A deal with Jet Airways, in which Abu Dhabi’s Etihad Airways owns a 24 percent stake, would also give the Tata Group access to some lucrative assets in the aviation business - including landing and parking slots in airports from Bangkok to Amsterdam, a large fleet of aircraft, and an established domestic network based in Mumbai.

One option

Although the structure of a potential deal hasn’t been firmed up, one option is to combine Jet with Vistara, said one of the people, who asked not to be identified as the talks are private. The negotiations are at an early stage and there’s no certainty that a deal would be reached, the people said. India’s Economic Times said earlier that the companies are weighing a potential all-stock merger of the carriers -- something Jet said was speculative.

One obstacle to Jet-Vistara combination could be the difference in fleets and brand identity, which might mean keeping the two separate in the shorter term, one person said. The Economic Times reported Friday that Tata Group has initiated talks to end its partnership with AirAsia.

Another hurdle could be the quality of Jet’s books, and the due diligence may take a month or more, one of the people said. Mumbai-based Jet, controlled by Naresh Goyal, hasn’t seen a profit in nine of the past 11 fiscal years.

The company reported its third straight quarterly loss Monday with surging liabilities that signaled a deepening of financial distress. A weakening rupee also added to its woes. It has fallen behind on payments to staff and lessors.

Jet shares extended gains, jumping as much as 14 percent on Friday, following a 24 percent surge the previous day, which was the biggest single-day gain on record. A Tata spokesman declined to comment, while an aviation ministry spokesman did not answer multiple calls and a text message sent to his mobile phone.

Jet Airways is the latest Indian airline in trouble. Kingfisher Airlines, founded by beer tycoon Vijay Mallya, ended operations in 2012 after failing to clear its dues to banks, staff, lessors and airports. SpiceJet Ltd. almost collapsed two years later before its founders returned to gain control and revive the company.
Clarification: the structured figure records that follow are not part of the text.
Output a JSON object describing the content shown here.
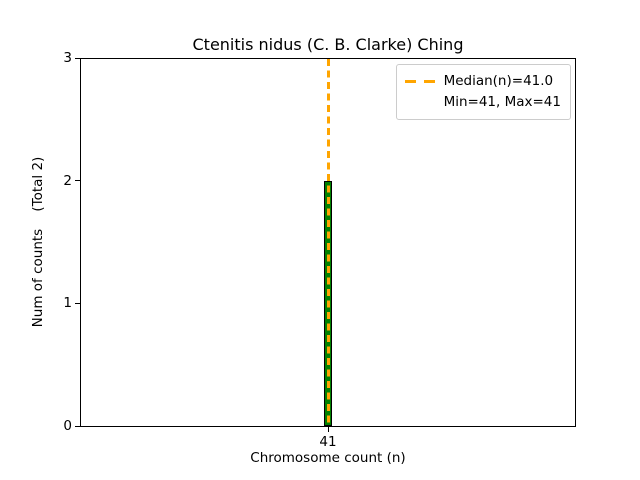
{
  "chart_data": {
    "type": "bar",
    "title": "Ctenitis nidus (C. B. Clarke) Ching",
    "xlabel": "Chromosome count (n)",
    "ylabel": "Num of counts    (Total 2)",
    "categories": [
      "41"
    ],
    "x": [
      41
    ],
    "values": [
      2
    ],
    "total_counts": 2,
    "ylim": [
      0,
      3
    ],
    "yticks": [
      0,
      1,
      2,
      3
    ],
    "xticks": [
      41
    ],
    "grid": false,
    "bar_color": "#008000",
    "bar_edge_color": "#000000",
    "median_line": {
      "x": 41,
      "value": 41.0,
      "orientation": "vertical",
      "style": "dashed",
      "color": "#FFA500"
    },
    "stats": {
      "median": 41.0,
      "min": 41,
      "max": 41
    },
    "legend": {
      "position": "upper right",
      "entries": [
        "Median(n)=41.0",
        "Min=41, Max=41"
      ]
    }
  }
}
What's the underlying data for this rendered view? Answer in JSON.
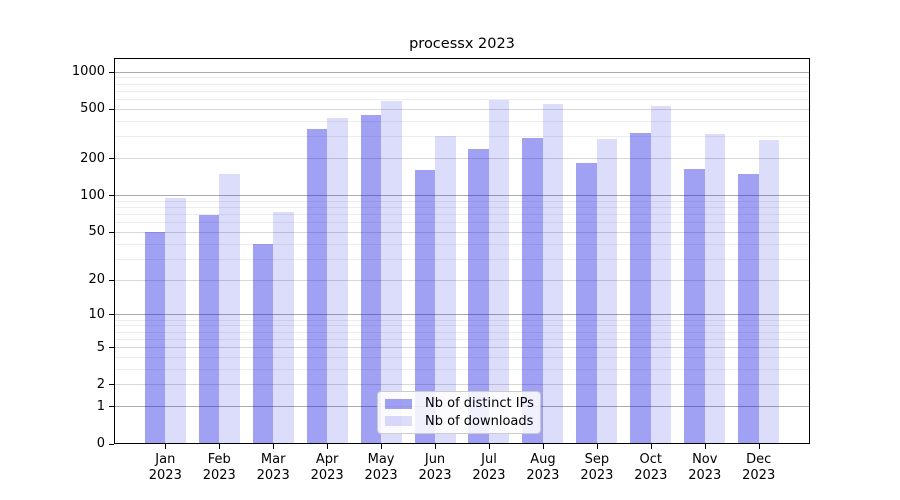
{
  "chart_data": {
    "type": "bar",
    "title": "processx 2023",
    "x_axis": {
      "tick_labels": [
        "Jan\n2023",
        "Feb\n2023",
        "Mar\n2023",
        "Apr\n2023",
        "May\n2023",
        "Jun\n2023",
        "Jul\n2023",
        "Aug\n2023",
        "Sep\n2023",
        "Oct\n2023",
        "Nov\n2023",
        "Dec\n2023"
      ]
    },
    "y_axis": {
      "scale": "log1p",
      "ticks": [
        0,
        1,
        2,
        5,
        10,
        20,
        50,
        100,
        200,
        500,
        1000
      ],
      "decade_ticks": [
        1,
        10,
        100,
        1000
      ],
      "max": 1300
    },
    "series": [
      {
        "name": "Nb of distinct IPs",
        "color": "rgba(20,20,225,0.40)",
        "values": [
          50,
          70,
          40,
          345,
          450,
          160,
          240,
          295,
          185,
          320,
          163,
          150
        ]
      },
      {
        "name": "Nb of downloads",
        "color": "rgba(20,20,225,0.15)",
        "values": [
          95,
          150,
          73,
          425,
          580,
          305,
          600,
          550,
          290,
          535,
          318,
          285
        ]
      }
    ],
    "legend": {
      "entries": [
        "Nb of distinct IPs",
        "Nb of downloads"
      ],
      "position": "bottom-center"
    },
    "grid": "on",
    "colors": {
      "grid_decade": "#ababab",
      "grid_labeled": "#d8d8d8",
      "grid_minor": "#ededed",
      "axis": "#000000",
      "legend_border": "#cccccc",
      "text": "#000000"
    }
  }
}
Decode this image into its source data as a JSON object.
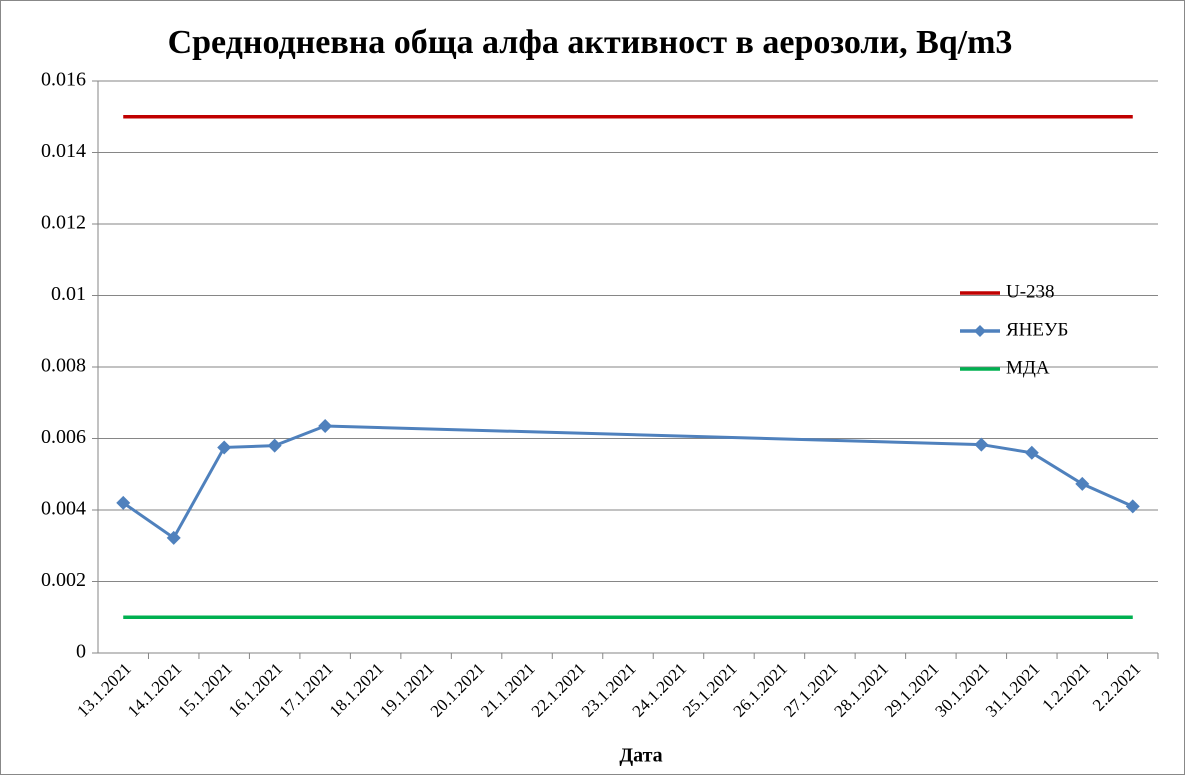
{
  "chart_data": {
    "type": "line",
    "title": "Среднодневна обща алфа активност в аерозоли, Bq/m3",
    "x_label": "Дата",
    "categories": [
      "13.1.2021",
      "14.1.2021",
      "15.1.2021",
      "16.1.2021",
      "17.1.2021",
      "18.1.2021",
      "19.1.2021",
      "20.1.2021",
      "21.1.2021",
      "22.1.2021",
      "23.1.2021",
      "24.1.2021",
      "25.1.2021",
      "26.1.2021",
      "27.1.2021",
      "28.1.2021",
      "29.1.2021",
      "30.1.2021",
      "31.1.2021",
      "1.2.2021",
      "2.2.2021"
    ],
    "series": [
      {
        "name": "U-238",
        "color": "#c00000",
        "values": [
          0.015,
          0.015,
          0.015,
          0.015,
          0.015,
          0.015,
          0.015,
          0.015,
          0.015,
          0.015,
          0.015,
          0.015,
          0.015,
          0.015,
          0.015,
          0.015,
          0.015,
          0.015,
          0.015,
          0.015,
          0.015
        ]
      },
      {
        "name": "ЯНЕУБ",
        "color": "#4f81bd",
        "marker": "diamond",
        "x": [
          "13.1.2021",
          "14.1.2021",
          "15.1.2021",
          "16.1.2021",
          "17.1.2021",
          "30.1.2021",
          "31.1.2021",
          "1.2.2021",
          "2.2.2021"
        ],
        "values": [
          0.0042,
          0.00322,
          0.00575,
          0.0058,
          0.00635,
          0.00583,
          0.0056,
          0.00473,
          0.0041
        ]
      },
      {
        "name": "МДА",
        "color": "#00b050",
        "values": [
          0.001,
          0.001,
          0.001,
          0.001,
          0.001,
          0.001,
          0.001,
          0.001,
          0.001,
          0.001,
          0.001,
          0.001,
          0.001,
          0.001,
          0.001,
          0.001,
          0.001,
          0.001,
          0.001,
          0.001,
          0.001
        ]
      }
    ],
    "ylim": [
      0,
      0.016
    ],
    "yticks": [
      0,
      0.002,
      0.004,
      0.006,
      0.008,
      0.01,
      0.012,
      0.014,
      0.016
    ],
    "grid": true,
    "legend": "right"
  }
}
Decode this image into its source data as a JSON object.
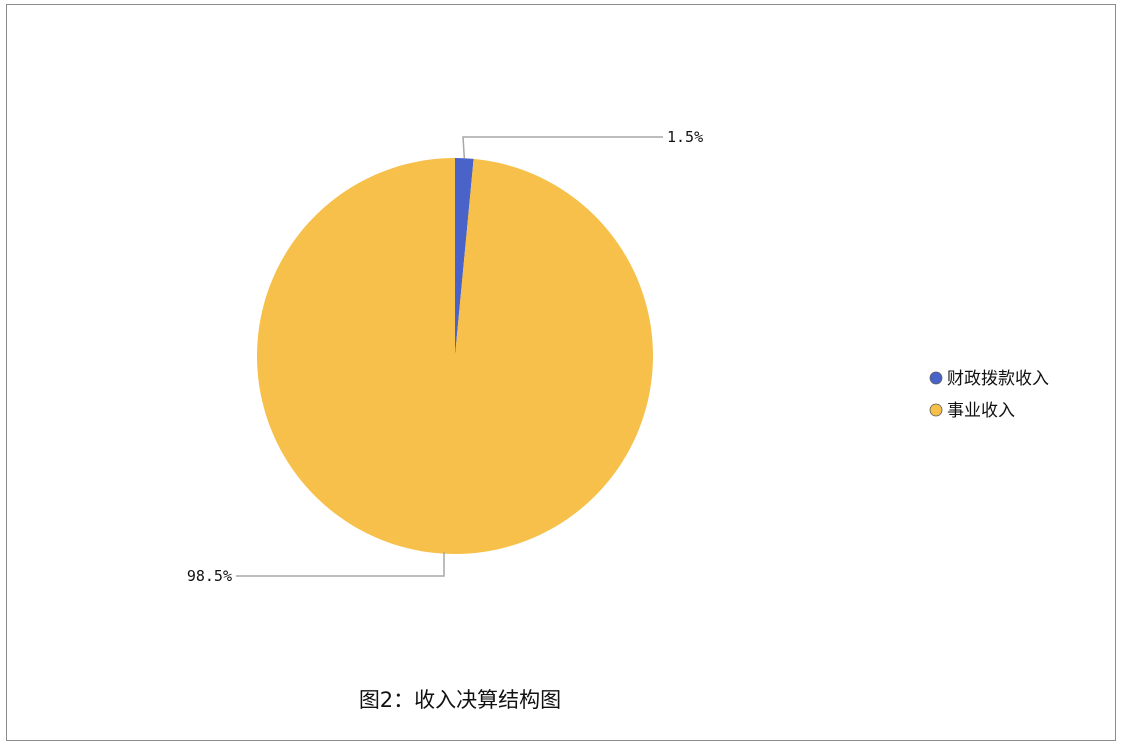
{
  "chart_data": {
    "type": "pie",
    "title": "图2：收入决算结构图",
    "slices": [
      {
        "label": "财政拨款收入",
        "value": 1.5,
        "display": "1.5%",
        "color": "#4a63c8"
      },
      {
        "label": "事业收入",
        "value": 98.5,
        "display": "98.5%",
        "color": "#f6c04a"
      }
    ],
    "legend_position": "right",
    "start_angle_deg": 0,
    "direction": "clockwise"
  }
}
Lenders are still trying to recover dues from Mallya, a fugitive now in London. He fled India more than two years ago, an episode that cast a shadow on Modi’s government. Jet’s collapse could result in further embarrassment for Modi, whose key campaign platform in the 2014 polls was job creation.

Losses at Indian carriers will balloon to as much as $1.9 billion in the year ending March 2019, and they need to raise more than $3 billion in working capital in the near term, according to Sydney-based consultancy CAPA Centre for Aviation. Most of them have cash balances that can cover expenses for only two to three weeks, according to CAPA.

A deal between Tata and Jet Airways won’t change those dynamics immediately, said Rahul Kapoor, a transportation analyst for Bloomberg Intelligence.

“Tata Group’s white-knight act to take a stake in Jet Airways is unlikely to alter the Indian aviation market,” he said. “Perennial weak profitability and competitive intensity will remain a bane for the foreseeable future.”